Even though Verna Felton quit on last week's Apprentice, Donald Trump still fired off-beat Bostonian Danny Kastner for failing as project manager of the Taster's Choice ad campaign task. Instead of playing his team, the 39-year-old guitarist got played: Michael, who was exempt, slacked off. Stephanie wouldn't make a decision, then called Danny wishy-washy. And Bren set Danny up for a fall by volunteering him for PM in the first place. While it all could've left a bad taste in his mouth, Danny tells TV Guide Online he's not bitter — much.

TV Guide Online: Still think it was a good idea bringing your guitar on the show?
Danny Kastner:
Great idea! Of course, you've got to be yourself and communicate in the way that is your signature, and my signature is being creative and interesting and getting people's attention. I don't mind being the court jester when the people are having a good time and I'm building rapport.

TVGO: You seem a lot younger than 39.
Danny:
Young is in the heart. I'm just a young person.

TVGO: Was it harder to compete against your more youthful Magna Corp. teammates?
Danny:
Not at all, give me a break. The fact is that I outlasted every one of these people on the tasks I was on, in terms of endurance and stuff. I am an active, high-strung energetic person. Somebody called me a camp counselor on acid.

TVGO: Do you stand by the decision to bring Michael and Stephanie into the boardroom?
Danny:
I took my chances with bringing Michael into the boardroom. Trump didn't give me a clear directive, like, "No, you shouldn't do that." Look, Trump fired Bradford [last season].

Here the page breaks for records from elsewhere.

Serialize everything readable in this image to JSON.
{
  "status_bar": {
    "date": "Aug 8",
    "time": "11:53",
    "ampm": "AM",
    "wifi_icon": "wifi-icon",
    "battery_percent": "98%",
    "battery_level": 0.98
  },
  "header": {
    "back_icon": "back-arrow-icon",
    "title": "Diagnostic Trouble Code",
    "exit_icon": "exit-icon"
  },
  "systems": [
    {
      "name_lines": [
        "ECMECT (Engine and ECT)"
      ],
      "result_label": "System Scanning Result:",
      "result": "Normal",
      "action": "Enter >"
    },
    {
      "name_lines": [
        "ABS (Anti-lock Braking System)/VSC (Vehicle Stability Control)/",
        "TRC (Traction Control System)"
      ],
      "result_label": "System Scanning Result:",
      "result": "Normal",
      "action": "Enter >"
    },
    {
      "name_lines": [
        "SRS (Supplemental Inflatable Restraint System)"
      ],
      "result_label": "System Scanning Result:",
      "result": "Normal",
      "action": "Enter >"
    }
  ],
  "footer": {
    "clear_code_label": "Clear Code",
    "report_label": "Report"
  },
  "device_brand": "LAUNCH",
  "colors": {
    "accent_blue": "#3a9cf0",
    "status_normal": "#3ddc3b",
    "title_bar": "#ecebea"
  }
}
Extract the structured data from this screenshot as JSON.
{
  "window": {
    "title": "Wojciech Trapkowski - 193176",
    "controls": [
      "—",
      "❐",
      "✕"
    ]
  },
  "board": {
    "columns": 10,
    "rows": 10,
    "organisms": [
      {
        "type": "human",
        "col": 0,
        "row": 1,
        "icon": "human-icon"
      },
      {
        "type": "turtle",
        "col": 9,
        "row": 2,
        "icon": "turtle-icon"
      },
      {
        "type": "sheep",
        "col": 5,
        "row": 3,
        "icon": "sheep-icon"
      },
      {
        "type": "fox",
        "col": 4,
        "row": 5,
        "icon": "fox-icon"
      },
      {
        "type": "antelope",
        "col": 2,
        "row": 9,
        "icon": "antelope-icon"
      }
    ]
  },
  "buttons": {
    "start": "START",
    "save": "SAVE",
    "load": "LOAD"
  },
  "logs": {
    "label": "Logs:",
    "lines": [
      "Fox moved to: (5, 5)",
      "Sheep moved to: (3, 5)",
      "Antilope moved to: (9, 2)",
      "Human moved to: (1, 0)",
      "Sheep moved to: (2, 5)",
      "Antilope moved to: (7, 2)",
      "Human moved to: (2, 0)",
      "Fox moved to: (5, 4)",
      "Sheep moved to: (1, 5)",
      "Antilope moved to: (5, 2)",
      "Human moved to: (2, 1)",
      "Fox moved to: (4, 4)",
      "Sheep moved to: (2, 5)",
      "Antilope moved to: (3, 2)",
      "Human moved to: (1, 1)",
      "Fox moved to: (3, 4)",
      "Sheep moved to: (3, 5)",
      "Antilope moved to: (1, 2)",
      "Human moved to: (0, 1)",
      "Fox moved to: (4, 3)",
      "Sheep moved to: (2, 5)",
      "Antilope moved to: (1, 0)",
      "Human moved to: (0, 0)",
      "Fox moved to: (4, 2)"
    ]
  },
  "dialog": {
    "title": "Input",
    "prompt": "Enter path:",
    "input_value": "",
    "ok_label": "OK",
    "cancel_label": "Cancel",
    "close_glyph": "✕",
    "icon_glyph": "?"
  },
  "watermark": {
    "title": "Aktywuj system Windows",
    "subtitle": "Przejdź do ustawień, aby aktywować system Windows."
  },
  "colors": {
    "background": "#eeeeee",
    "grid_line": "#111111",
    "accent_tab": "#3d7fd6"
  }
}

TVGO: He did, but Bradford gave up his exemption.
Danny:
Well, whatever. Trump breaks rules. I had to use that as one of my ways to stay on the show. The fact remains that project managers are going to get axed in the beginning. There are not a lot of standouts or weaknesses yet, but I believe, in Stephanie's case, she was really hard to work with and made it a pain in my a--.

TVGO: Why?
Danny:
Look at the one who was really complaining about the whole decision-making thing — which was total BS. It was Stephanie. It was her project, but we had to sign a contract that didn't even have everything filled in. That is why there was trepidation. You want to move ahead with an event [that's] going to be fabulous. [When] I wanted a consensus that everybody believed we were making the right move, the principal person who was focusing on that vendor and bragged about it in the boardroom was Stephanie — and she was the one who wouldn't vote yes. It was unbelievable. In reality, I think she could have gotten fired.

TVGO: Do you think you deserved to be fired?
Danny:
No. The team did a great job. We were beat, but I was certainly not the weakest person at all.

TVGO: Why didn't you take Bren into the boardroom? It seemed he set you up to fail by volunteering you for project manager.
Danny:
Yeah, but would that have been a good excuse? It was his iPod idea that people didn't like. But he did a lot of good things as well; he wasn't the worst. But he was gunning for me. He knew that I was strong. I strongly believe that, had we won that task, I would have made it very far on that show.

TVGO: It looked like you might've gotten teary-eyed after you sang in the taxi.
Danny:
No, not at all. Are you kidding? I was happy. There was a certain sarcastic tone in the song.

TVGO: If American Idol didn't have an age limit of 28, would you audition?
Danny:
Should I? American Idol is not my style, but mark my words, I will be very successful in my career in music.

TVGO: Lastly, are you hoping those leisure suits of yours make a big comeback?
Danny:
The fact is that the leisure suits I've been wearing on the show were all my designs. I couldn't find them, so I just designed them. I call that [style] neo-nerd.